IX Edición

Curso 2012 - 2013

Alejandro Quintana

El hada

María Eugenia Barcia, 14 años

                 Colegio La Vall (Barcelona)  

La criatura plegó las alas silenciosamente y salió de la cabaña, que era su hogar.

Aunque el sol aún no había salido, sus primeros rayos teñían el cielo de un tono rosado. Asegurándose de que no había nadie que pudiera descubrirla, el hada echó a correr, internándose en el frondoso bosque. Aún con las alas plegadas, sus pies parecían no tocar el suelo, húmedo a causa del rocío de la mañana. Sin dejar su carrera, alargó un brazo y, con sus finos dedos, rozó los troncos de los árboles, rogándoles que no advirtieran a las demás criaturas de lo que estaba a punto de hacer.

Hacía tiempo que había amanecido cuando llegó a su destino, una laguna de aguas azules en las que no se distinguía el fondo. Ella sabía por qué.

Esperó en silencio, hasta que su instinto le advirtió de una ondulación que perturbaba la superficie calma de la laguna. Entonces abrió súbitamente las alas, dejando que los rayos de sol las traspasaran para formar figuras de colores en el agua.

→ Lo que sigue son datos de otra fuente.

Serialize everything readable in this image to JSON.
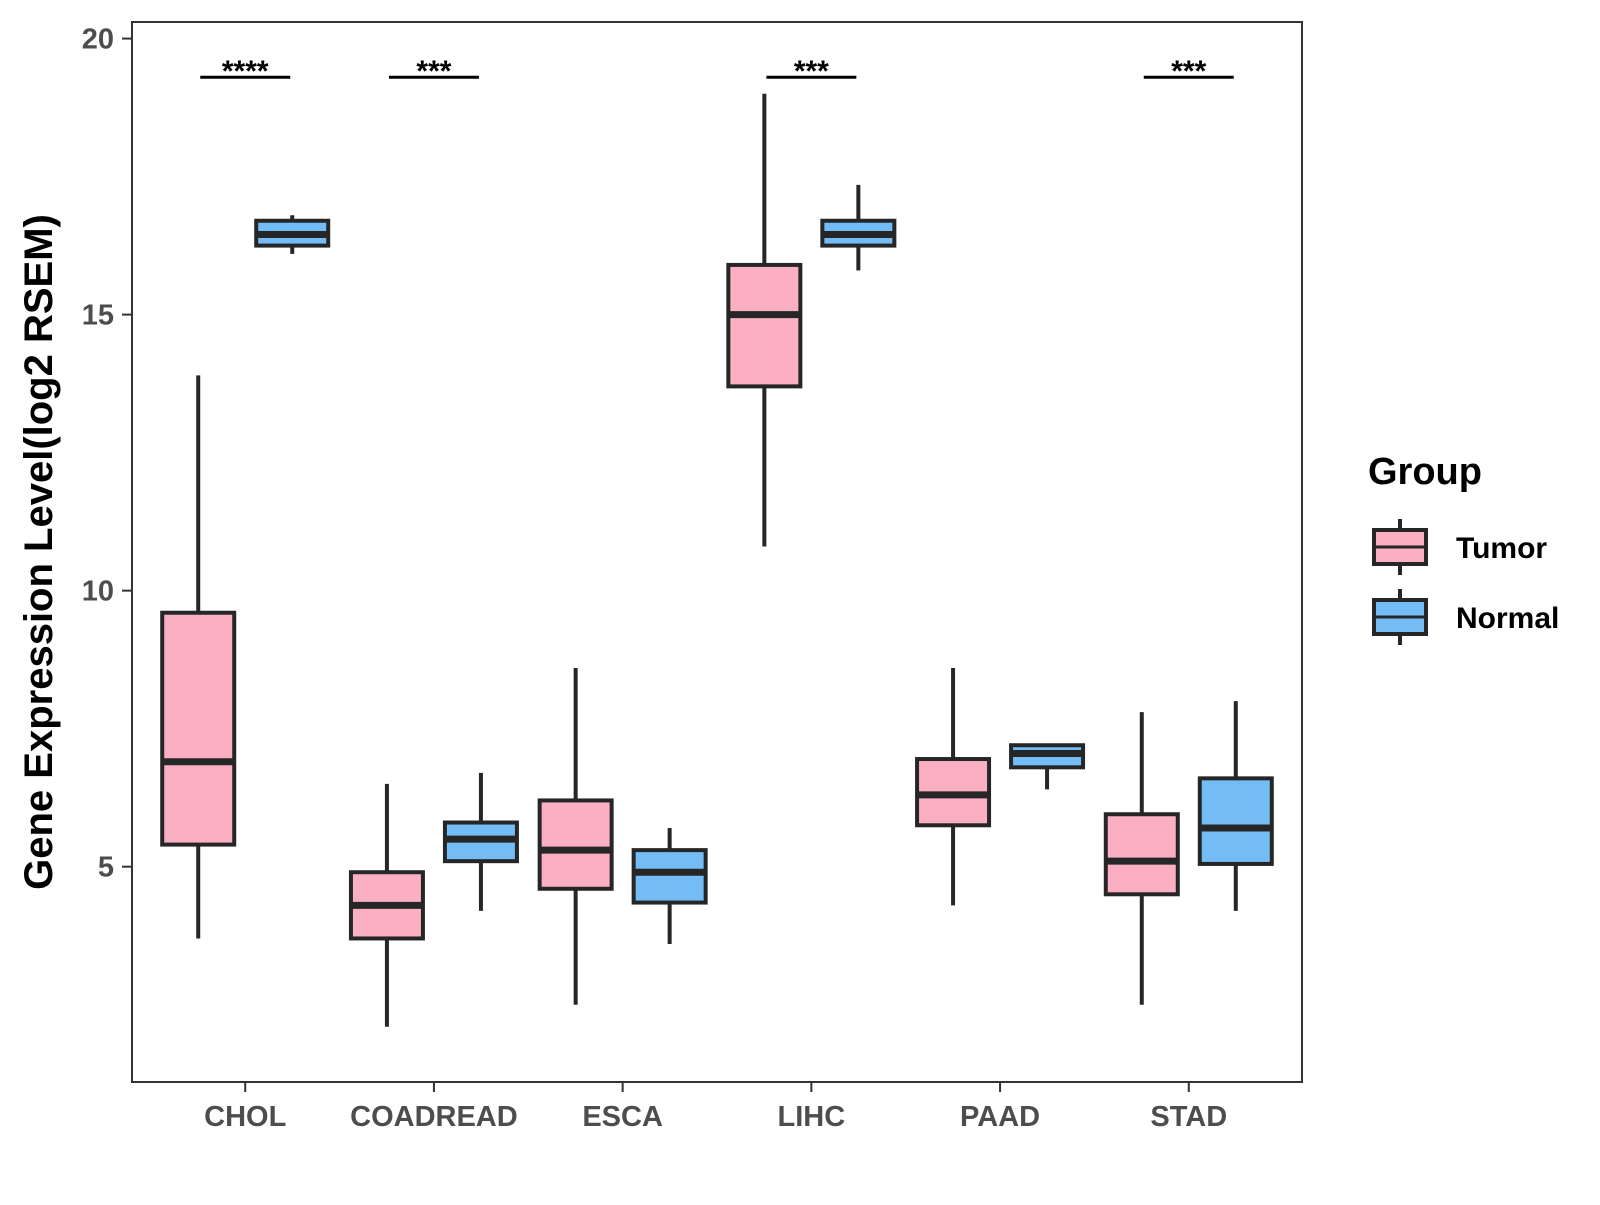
{
  "chart_data": {
    "type": "boxplot",
    "title": "",
    "xlabel": "",
    "ylabel": "Gene Expression Level(log2 RSEM)",
    "ylim": [
      1.1,
      20.3
    ],
    "yticks": [
      5,
      10,
      15,
      20
    ],
    "categories": [
      "CHOL",
      "COADREAD",
      "ESCA",
      "LIHC",
      "PAAD",
      "STAD"
    ],
    "legend": {
      "title": "Group",
      "position": "right",
      "entries": [
        {
          "name": "Tumor",
          "color": "#FBAFC3"
        },
        {
          "name": "Normal",
          "color": "#74BCF5"
        }
      ]
    },
    "series": [
      {
        "name": "Tumor",
        "color": "#FBAFC3",
        "boxes": [
          {
            "category": "CHOL",
            "min": 3.7,
            "q1": 5.4,
            "median": 6.9,
            "q3": 9.6,
            "max": 13.9
          },
          {
            "category": "COADREAD",
            "min": 2.1,
            "q1": 3.7,
            "median": 4.3,
            "q3": 4.9,
            "max": 6.5
          },
          {
            "category": "ESCA",
            "min": 2.5,
            "q1": 4.6,
            "median": 5.3,
            "q3": 6.2,
            "max": 8.6
          },
          {
            "category": "LIHC",
            "min": 10.8,
            "q1": 13.7,
            "median": 15.0,
            "q3": 15.9,
            "max": 19.0
          },
          {
            "category": "PAAD",
            "min": 4.3,
            "q1": 5.75,
            "median": 6.3,
            "q3": 6.95,
            "max": 8.6
          },
          {
            "category": "STAD",
            "min": 2.5,
            "q1": 4.5,
            "median": 5.1,
            "q3": 5.95,
            "max": 7.8
          }
        ]
      },
      {
        "name": "Normal",
        "color": "#74BCF5",
        "boxes": [
          {
            "category": "CHOL",
            "min": 16.1,
            "q1": 16.25,
            "median": 16.45,
            "q3": 16.7,
            "max": 16.8
          },
          {
            "category": "COADREAD",
            "min": 4.2,
            "q1": 5.1,
            "median": 5.5,
            "q3": 5.8,
            "max": 6.7
          },
          {
            "category": "ESCA",
            "min": 3.6,
            "q1": 4.35,
            "median": 4.9,
            "q3": 5.3,
            "max": 5.7
          },
          {
            "category": "LIHC",
            "min": 15.8,
            "q1": 16.25,
            "median": 16.45,
            "q3": 16.7,
            "max": 17.35
          },
          {
            "category": "PAAD",
            "min": 6.4,
            "q1": 6.8,
            "median": 7.05,
            "q3": 7.2,
            "max": 7.2
          },
          {
            "category": "STAD",
            "min": 4.2,
            "q1": 5.05,
            "median": 5.7,
            "q3": 6.6,
            "max": 8.0
          }
        ]
      }
    ],
    "significance": [
      {
        "category": "CHOL",
        "label": "****"
      },
      {
        "category": "COADREAD",
        "label": "***"
      },
      {
        "category": "LIHC",
        "label": "***"
      },
      {
        "category": "STAD",
        "label": "***"
      }
    ]
  }
}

Se acercó a la orilla, hasta que sus pies estuvieron completamente sumergidos. Se arrodilló y bebió. Se formó un remolino en el lugar donde sus alas habían coloreado el agua. El hada se incorporó con una sonrisa y, con las alas abiertas, avanzó sin miedo hasta situarse en medio del remolino. Allí el agua formaba paredes espumosas que aprisionaron al hada en una especie de capullo. La criatura se cubrió el cuerpo con los brazos, agachó la cabeza y se envolvió a sí misma con las alas, protegiéndose.

Alienai recordaba todo lo demás de manera borrosa. Solamente sabía que, tras aquel proceso, se despertó tendida en la cama de una habitación que no era la suya, muy lejos de su hogar. Se incorporó e intentó desplegar las alas para desperezarse, pero no pudo. Asustada, se palpó la espalda. Sus ojos se abrieron de par en par: ¡ya no tenía alas!. Se levantó como un resorte, pero cayó al colchón. Aturdida y confusa, se miró los pies. En lugar de sus largas piernas había una verdusca cola de pez. Asombrada, acarició las relucientes escamas que la recubrían y lo recordó todo: su huida de la colonia, su petición a los árboles de que no avisaran a nadie de adónde iba, su llegada a la laguna…

De repente, una voz dulce y aterciopelada tintineó en sus oídos:

-Buenos días, criatura.

Alienai se volvió. Desde la puerta de la habitación, una mujer le sonreía cálidamente. Iba ataviada con un vaporoso vestido dorado. Se acercó a ella y la ayudó a sentarse en la cama.

-¿Quién eres? –le preguntó Alienai, asustada.

-No necesitas saber mi nombre, de momento -contestó la mujer, sin dejar de sonreír. Alienai se dio cuenta de que tenía el pelo liso y verde-. Digamos que soy una amiga.

La mujer le recordó que el hada había tomado una decisión, tiempo atrás. Al conocer a la raza a la que pertenecía aquella ‘’amiga’’, Alienai había decidido convertirse en una de ellas. Nada la unía ya a su propia raza, la de las hadas.

-Tendrás que aprender muchas cosas, criatura. Todavía no sabes nadar. Además, necesitas aprender a transformarte a tu gusto, como yo- se señaló las piernas-. Por eso te hemos instalado aquí, en una habitación con aire.

-Bien -dijo Alienai, con una franca sonrisa-. ¿Cuándo empezamos?

La mujer sonrió.

-Antes debes cambiar de nombre.

La nueva sirena vaciló. Entre los feéricos, un nombre significaba tu esencia, tu vida y tus sueños, tu carácter y raza. Cambiarse el nombre significaba cortar para siempre el lazo que la unía a su antiguo hogar.

-Yo… -bajó la cabeza para que la mujer no viera la expresión de sus ojos-. No sé qué nombre elegir.

-Pues creo que tengo el nombre perfecto para ti. ¡Aaniel! En nuestro idioma significa ‘’independiente’’.